What do these findings tell us? Unfortunately, many of them bring up more questions than they answer. However, they suggest caution in making assumptions about human evolution. Parish and de Waal (2000) raise important points to consider in re-evaluating some of our previous models for understanding human evolution. However, it appears that some of the most notable characteristics of bonobos, such as female dominance, sexuality, and bonding, are more complicated than we realize. Furthermore, as Parish and de Waal (2000) mention, chimpanzees and bonobos have many differences that arose within the past million years. Some of the unique features we seen in bonobos may be recently derived traits. We need to be careful about assuming that all of these behaviors are directly linked, or in proposing a bonobo-centric model of human evolution. I think that bonobos provide a great comparative perspective for considering the role of non-reproductive sexual behaviors, including homosexual behavior, in human evolution. However, bonobos do not form the pair-bonds that are characteristic in human societies. Studying the underlying mechanisms between these differences are what is likely to lead to new insights to help us better understand our own evolution.
Hohmann G, Fruth B. 2000. Use and function of genital contacts among female bonobos. Anim Behav 60:107–120.
Hohmann G, Mundry R, Deschner T. 2009. The relationship between socio-sexual behavior and salivary cortisol in bonobos: tests of the tension regulation hypothesis. Am J Primatol 71:223–32.
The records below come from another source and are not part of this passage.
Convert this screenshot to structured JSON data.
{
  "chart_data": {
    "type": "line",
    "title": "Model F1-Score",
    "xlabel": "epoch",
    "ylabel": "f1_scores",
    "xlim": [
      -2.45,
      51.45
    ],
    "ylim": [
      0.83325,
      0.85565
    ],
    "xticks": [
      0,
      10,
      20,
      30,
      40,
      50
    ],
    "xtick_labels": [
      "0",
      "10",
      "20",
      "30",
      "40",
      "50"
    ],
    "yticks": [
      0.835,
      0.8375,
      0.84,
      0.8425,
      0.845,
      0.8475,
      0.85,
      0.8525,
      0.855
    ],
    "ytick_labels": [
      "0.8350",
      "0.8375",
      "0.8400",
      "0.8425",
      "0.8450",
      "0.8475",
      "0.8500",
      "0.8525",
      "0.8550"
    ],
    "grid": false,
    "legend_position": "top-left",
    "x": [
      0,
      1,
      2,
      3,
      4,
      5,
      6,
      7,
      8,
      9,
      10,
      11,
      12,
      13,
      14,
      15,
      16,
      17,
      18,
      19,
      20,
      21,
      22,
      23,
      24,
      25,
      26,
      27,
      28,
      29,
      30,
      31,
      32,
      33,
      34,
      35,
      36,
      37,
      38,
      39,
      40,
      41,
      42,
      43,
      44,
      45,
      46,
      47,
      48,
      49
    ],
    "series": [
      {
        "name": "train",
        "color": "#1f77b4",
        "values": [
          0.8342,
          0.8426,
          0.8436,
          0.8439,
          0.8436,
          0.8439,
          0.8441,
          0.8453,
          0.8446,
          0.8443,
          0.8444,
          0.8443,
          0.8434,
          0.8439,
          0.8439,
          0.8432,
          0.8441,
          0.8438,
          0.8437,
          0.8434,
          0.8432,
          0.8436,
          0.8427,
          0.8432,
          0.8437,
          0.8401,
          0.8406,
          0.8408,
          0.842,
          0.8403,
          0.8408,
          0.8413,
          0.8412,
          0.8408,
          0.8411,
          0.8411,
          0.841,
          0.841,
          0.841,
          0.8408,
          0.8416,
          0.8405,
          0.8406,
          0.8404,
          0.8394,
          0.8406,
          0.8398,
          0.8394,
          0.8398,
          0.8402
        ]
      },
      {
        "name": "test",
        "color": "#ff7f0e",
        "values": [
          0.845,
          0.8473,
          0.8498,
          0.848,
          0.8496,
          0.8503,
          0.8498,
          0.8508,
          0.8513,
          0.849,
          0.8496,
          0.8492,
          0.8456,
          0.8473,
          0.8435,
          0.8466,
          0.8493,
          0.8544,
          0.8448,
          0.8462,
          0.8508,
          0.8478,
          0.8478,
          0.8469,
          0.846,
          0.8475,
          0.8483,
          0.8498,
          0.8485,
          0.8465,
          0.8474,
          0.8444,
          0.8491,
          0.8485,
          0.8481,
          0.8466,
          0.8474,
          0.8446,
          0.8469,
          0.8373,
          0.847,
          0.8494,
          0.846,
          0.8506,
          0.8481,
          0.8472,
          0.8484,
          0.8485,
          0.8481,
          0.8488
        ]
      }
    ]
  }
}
Lancaster JB, Kaplan HS. 2009. The Endocrinology of the Human Adaptive Complex. In: Ellison PT GP, editor. The Endocrinology of Social Relationships. Cambridge, MA: Harvard University Press. p 95–118.
Sannen A, Van Elsacker L, Heistermann M, Eens M. 2005. Certain aspects of bonobo female sexual repertoire are related to urinary testosterone metabolite levels. Folia Primatol 76:21–32.
Wingfield J, Hegner R, Dufty Jr A, Ball G. 1990. The “Challenge Hypothesis”: Theoretical Implications for Testosterone Secretion, Mating Systems and Breeding Sytrategies. Am Anthropol 136:829–846.